Senate Calls for Funding for Indigenous Peak Body
8 November 2016 at 9:59 am
The Senate has passed a motion by the Australian Greens calling on the federal government to fund Indigenous peak body, the National Congress of Australia’s First Peoples for the next three years for $15 million, with a sinking fund of a further $100 million.
The cash-strapped organisation warned last week that it was likely to be forced to close its operations in 2017 as federal funds dried up.
The board of the National Congress of Australia’s First Peoples said it had set a budget for the 2016/17 financial year along with a financial forecast which would likely “see operations cease in December 2017 unless there is serious further investments”.
The Greens told the Senate that “the National Congress was an incredibly valuable peak body and must be supported”.

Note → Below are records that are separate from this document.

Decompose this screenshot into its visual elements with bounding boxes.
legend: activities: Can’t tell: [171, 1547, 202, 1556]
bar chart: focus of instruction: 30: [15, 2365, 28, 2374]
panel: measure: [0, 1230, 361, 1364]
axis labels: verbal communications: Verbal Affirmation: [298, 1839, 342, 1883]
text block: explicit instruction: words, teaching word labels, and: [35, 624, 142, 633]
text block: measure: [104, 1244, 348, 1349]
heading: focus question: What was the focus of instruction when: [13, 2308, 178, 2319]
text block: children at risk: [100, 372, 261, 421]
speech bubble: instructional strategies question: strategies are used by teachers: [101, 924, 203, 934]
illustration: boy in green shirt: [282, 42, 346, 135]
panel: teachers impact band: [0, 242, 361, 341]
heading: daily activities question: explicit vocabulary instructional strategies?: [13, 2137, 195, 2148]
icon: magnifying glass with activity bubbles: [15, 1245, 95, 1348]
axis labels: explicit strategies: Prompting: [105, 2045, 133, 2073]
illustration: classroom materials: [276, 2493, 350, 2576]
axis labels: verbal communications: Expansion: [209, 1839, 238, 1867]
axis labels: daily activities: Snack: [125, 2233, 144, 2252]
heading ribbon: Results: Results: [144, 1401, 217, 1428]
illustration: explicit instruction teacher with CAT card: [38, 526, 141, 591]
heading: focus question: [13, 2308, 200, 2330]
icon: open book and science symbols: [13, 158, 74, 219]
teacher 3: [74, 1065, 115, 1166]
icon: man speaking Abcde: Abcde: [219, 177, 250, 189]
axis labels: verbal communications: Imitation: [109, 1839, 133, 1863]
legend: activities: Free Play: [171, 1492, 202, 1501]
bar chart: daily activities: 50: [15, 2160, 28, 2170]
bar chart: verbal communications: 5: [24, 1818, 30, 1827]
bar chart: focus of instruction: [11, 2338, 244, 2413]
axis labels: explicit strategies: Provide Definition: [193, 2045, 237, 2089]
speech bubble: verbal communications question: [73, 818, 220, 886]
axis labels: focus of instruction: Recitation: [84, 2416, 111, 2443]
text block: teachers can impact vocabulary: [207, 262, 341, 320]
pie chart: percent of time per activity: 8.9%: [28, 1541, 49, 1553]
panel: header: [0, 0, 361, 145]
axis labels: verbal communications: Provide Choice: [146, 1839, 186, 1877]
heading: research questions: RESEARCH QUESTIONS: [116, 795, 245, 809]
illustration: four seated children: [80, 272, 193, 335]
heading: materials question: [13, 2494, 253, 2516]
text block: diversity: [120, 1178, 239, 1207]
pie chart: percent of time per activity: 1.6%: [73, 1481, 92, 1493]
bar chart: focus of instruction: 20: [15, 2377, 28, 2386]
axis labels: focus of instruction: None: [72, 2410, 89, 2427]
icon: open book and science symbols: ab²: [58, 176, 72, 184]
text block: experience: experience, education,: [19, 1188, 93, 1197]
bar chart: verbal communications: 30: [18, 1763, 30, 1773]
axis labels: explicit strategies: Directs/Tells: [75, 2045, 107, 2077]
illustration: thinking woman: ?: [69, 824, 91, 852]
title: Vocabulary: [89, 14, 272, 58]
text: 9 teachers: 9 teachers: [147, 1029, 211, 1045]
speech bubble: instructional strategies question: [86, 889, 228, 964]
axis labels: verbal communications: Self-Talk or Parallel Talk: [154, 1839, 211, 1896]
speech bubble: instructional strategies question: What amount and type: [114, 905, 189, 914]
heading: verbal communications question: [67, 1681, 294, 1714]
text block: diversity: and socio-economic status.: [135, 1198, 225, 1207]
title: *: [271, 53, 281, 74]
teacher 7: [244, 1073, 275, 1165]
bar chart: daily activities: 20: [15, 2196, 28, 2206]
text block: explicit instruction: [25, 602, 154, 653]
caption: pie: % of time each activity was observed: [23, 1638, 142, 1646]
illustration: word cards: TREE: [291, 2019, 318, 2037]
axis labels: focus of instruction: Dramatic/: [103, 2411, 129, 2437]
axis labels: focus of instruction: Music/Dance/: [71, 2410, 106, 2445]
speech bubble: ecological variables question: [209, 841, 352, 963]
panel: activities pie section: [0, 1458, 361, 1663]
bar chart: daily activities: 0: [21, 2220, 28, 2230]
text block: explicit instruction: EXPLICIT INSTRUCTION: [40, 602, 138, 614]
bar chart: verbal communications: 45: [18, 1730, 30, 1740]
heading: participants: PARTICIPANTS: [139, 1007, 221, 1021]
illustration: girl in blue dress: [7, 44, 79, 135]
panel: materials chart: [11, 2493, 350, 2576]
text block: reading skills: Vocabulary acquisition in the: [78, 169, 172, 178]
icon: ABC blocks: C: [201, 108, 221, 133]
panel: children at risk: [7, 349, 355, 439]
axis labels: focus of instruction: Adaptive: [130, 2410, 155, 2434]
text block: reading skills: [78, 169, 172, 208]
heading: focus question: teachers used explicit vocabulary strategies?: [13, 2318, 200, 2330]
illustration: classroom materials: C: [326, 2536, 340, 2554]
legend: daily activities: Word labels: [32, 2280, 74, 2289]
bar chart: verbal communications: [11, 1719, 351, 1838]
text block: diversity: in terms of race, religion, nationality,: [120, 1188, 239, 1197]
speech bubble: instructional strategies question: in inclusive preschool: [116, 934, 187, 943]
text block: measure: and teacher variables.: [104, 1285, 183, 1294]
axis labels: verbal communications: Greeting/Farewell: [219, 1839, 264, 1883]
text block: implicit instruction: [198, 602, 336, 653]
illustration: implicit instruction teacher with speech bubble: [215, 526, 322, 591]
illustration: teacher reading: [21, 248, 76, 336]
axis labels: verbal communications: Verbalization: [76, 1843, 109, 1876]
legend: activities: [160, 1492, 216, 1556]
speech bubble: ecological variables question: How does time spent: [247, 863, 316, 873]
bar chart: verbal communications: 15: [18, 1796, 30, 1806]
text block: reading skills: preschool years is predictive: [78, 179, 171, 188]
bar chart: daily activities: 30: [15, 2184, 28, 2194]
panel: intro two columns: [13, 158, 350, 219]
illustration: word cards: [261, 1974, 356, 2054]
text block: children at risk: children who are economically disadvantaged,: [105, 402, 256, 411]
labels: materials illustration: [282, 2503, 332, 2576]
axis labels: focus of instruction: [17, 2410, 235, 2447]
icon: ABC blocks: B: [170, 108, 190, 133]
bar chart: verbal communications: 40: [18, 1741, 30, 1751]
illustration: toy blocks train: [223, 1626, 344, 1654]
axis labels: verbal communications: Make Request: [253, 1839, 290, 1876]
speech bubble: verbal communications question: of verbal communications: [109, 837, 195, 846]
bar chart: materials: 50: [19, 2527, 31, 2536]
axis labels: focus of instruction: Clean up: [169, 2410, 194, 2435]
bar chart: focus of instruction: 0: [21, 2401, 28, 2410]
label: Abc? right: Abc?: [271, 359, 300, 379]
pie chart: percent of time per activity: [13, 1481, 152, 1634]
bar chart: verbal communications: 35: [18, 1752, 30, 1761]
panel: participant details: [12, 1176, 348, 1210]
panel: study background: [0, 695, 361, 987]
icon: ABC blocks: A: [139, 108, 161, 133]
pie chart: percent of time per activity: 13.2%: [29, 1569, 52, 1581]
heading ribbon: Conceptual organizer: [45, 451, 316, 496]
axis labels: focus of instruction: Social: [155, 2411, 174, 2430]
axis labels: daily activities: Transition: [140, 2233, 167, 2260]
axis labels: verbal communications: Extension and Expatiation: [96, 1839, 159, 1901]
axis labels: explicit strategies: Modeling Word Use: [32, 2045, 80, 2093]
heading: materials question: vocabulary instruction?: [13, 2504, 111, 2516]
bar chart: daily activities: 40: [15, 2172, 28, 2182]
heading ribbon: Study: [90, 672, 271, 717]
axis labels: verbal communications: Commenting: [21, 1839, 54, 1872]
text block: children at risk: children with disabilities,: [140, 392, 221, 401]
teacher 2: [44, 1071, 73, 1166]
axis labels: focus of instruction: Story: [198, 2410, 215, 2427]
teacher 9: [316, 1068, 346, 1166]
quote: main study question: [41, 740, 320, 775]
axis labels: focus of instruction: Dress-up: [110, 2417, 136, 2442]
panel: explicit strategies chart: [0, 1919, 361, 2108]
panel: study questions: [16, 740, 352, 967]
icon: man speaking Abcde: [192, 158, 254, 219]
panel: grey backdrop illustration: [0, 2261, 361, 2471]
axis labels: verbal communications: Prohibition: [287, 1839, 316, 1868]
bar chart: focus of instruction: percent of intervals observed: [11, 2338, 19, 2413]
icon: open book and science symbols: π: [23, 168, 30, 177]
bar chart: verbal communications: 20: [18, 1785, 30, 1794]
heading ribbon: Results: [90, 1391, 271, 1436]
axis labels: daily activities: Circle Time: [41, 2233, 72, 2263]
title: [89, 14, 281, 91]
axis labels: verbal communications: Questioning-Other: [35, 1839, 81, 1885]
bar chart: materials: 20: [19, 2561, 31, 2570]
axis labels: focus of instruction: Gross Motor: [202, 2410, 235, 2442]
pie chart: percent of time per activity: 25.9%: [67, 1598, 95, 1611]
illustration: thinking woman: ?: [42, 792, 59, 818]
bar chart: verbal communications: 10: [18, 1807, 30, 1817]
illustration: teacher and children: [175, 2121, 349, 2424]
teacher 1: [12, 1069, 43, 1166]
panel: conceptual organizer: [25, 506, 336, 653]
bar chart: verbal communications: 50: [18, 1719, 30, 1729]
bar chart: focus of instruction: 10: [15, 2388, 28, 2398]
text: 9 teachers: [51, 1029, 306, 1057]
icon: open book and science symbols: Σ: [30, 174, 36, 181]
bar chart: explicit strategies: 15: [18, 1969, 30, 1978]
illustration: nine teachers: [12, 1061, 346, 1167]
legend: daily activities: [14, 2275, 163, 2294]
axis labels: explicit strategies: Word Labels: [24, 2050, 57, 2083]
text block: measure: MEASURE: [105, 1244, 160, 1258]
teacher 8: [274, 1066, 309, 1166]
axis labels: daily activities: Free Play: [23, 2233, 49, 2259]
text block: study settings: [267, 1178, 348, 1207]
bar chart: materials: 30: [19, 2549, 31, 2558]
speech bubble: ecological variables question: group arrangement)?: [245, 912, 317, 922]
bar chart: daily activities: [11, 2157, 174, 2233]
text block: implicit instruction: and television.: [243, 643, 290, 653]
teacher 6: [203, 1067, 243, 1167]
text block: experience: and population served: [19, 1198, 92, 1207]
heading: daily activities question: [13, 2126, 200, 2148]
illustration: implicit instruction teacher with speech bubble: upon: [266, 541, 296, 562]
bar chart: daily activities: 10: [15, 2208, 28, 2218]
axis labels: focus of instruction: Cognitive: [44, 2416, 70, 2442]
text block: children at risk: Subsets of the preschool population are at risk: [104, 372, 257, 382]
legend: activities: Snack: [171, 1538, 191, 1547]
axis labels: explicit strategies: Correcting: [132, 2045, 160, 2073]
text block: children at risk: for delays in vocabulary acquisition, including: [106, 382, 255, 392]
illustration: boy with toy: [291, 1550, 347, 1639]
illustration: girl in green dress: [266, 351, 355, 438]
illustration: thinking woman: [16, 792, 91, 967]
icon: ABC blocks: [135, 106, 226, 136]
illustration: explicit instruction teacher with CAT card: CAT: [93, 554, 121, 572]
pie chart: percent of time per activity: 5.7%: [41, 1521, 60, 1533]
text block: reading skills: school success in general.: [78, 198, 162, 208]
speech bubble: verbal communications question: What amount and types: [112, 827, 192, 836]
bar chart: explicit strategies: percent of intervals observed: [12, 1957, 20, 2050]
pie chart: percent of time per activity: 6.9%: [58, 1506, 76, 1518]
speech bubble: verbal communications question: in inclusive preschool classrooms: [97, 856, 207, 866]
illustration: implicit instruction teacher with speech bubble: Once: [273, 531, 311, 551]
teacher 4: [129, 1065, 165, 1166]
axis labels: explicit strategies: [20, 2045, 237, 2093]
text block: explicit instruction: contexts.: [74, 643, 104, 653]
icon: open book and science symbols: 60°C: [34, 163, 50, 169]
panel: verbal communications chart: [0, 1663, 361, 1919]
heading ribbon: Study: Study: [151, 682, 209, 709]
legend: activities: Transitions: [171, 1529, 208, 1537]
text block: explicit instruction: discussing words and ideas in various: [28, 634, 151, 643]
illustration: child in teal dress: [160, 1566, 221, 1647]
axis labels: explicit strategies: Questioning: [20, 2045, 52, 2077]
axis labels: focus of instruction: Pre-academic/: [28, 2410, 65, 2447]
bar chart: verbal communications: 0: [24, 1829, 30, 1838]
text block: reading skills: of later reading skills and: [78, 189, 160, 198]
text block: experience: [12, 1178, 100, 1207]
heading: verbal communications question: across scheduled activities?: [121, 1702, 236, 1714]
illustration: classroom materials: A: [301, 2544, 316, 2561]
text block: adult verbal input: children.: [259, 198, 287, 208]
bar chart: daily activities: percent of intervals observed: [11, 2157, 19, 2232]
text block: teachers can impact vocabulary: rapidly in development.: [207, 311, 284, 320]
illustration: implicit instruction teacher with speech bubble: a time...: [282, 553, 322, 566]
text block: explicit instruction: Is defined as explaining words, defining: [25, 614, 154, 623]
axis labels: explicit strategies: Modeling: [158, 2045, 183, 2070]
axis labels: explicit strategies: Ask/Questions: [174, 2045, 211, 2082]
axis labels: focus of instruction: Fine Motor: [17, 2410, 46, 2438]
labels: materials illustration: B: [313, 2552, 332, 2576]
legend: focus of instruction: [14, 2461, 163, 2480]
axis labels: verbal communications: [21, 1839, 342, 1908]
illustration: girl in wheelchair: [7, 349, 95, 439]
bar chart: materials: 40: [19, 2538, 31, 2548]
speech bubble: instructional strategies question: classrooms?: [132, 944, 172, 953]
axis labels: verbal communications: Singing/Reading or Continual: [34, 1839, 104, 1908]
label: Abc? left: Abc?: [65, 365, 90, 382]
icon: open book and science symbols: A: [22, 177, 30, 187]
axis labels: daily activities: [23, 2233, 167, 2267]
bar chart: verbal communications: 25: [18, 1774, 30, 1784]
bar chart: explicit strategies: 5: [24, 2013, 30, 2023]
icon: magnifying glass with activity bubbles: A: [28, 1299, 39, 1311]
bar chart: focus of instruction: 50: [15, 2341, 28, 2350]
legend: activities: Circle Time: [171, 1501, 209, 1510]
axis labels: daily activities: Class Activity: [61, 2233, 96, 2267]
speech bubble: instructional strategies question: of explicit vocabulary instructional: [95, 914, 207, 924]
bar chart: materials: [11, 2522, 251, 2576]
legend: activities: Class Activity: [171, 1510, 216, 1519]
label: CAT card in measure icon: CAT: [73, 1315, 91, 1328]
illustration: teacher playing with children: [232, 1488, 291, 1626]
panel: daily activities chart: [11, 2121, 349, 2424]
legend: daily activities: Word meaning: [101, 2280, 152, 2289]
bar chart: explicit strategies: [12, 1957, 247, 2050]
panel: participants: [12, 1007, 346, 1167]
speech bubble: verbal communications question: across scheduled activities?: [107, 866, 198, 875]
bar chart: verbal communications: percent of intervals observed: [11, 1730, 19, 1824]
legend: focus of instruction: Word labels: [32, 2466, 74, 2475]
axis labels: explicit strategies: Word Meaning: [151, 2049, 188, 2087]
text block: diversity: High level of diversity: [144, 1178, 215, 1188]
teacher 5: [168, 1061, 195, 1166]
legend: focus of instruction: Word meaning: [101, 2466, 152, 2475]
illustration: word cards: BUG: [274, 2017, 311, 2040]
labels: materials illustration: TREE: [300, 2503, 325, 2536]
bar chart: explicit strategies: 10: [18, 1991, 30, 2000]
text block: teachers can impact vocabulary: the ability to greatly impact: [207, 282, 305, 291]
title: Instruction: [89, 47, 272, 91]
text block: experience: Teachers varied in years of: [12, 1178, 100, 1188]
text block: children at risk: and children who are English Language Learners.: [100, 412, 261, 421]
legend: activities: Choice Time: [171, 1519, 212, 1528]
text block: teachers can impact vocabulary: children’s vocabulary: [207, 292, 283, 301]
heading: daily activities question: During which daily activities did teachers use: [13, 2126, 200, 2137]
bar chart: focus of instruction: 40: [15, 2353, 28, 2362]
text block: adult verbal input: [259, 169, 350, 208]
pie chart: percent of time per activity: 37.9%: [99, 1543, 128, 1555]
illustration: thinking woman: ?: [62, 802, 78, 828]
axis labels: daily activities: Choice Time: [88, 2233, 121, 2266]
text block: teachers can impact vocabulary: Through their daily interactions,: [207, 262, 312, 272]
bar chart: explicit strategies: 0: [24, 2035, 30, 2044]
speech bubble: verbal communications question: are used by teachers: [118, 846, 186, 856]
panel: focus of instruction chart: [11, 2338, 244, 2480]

“In 2014, the Coalition broke away from a multi-party approach and cut funding for National Congress as part of the broader Aboriginal and Torres Strait Islander peoples funding cuts and the chaotic rollout of the Indigenous Advancement Strategy,” Greens Senator Rachel Siewert said.
“This funding cut has severely limited the work of National Congress.
“National Congress is doing important work, most recently on the Redfern Statement, amongst many other issues for Aboriginal and Torres Strait Islander peoples. It must not be stopped in its tracks.”
The co-chair of the National Congress Rod Little told Pro Bono Australia News last week that the organisation would have to increase its public fundraising efforts to continue its advocacy work.
“We have passed a shoestring budget in order to continue our operations. As a board we operate under severe constraints and have demonstrated due diligence in our operations. [But] we will be forced to run a virtual office with no staff,” Little said.
“We have always had our DGR status and we have had donations over time. Once we realised that the funding wasn’t forthcoming it has allowed us to continue on our strategy to really ramp up the fundraising and look for philanthropic support.
“We will continue to pursue philanthropic donors over the coming months and we are relying on volunteer support to be able to do that because we don’t have the organisational structure and resources to be able to do that so we are relying on the goodwill of people.”
However, the assistant minister to the prime minister, Senator James McGrath, opposed the Greens motion but said other funding sources were being considered.
“Congress is an important stakeholder and the government acknowledges its role as an advocacy body for some Indigenous Australians,” he told the Senate.
“The government does not support this motion as congress has already received $30 million to establish itself, independent of government, and it is inappropriate to divert over $100 million from front-line services for an independent advocacy group.
“However, in recognition of the important role of congress, I can advise that the government is working with congress to establish other funding sources, including through fee-for-service and philanthropic arrangements.”
National Congress co-chair Dr Jackie Huggins said: “Whilst social indicators continue to deteriorate, congress has operated with a declining budget and little to no response from government, with the exception of a meeting with Senator Scullion two weeks ago.
“Senator Scullion has commenced meeting with us to renew the relationship between his office and congress.
“It’s about time we are recognised as the peak Aboriginal and Torres Strait Islander body in Australia.”
She said the National Congress of Australia’s First Peoples had a strong heartbeat and was “not going without a fight”.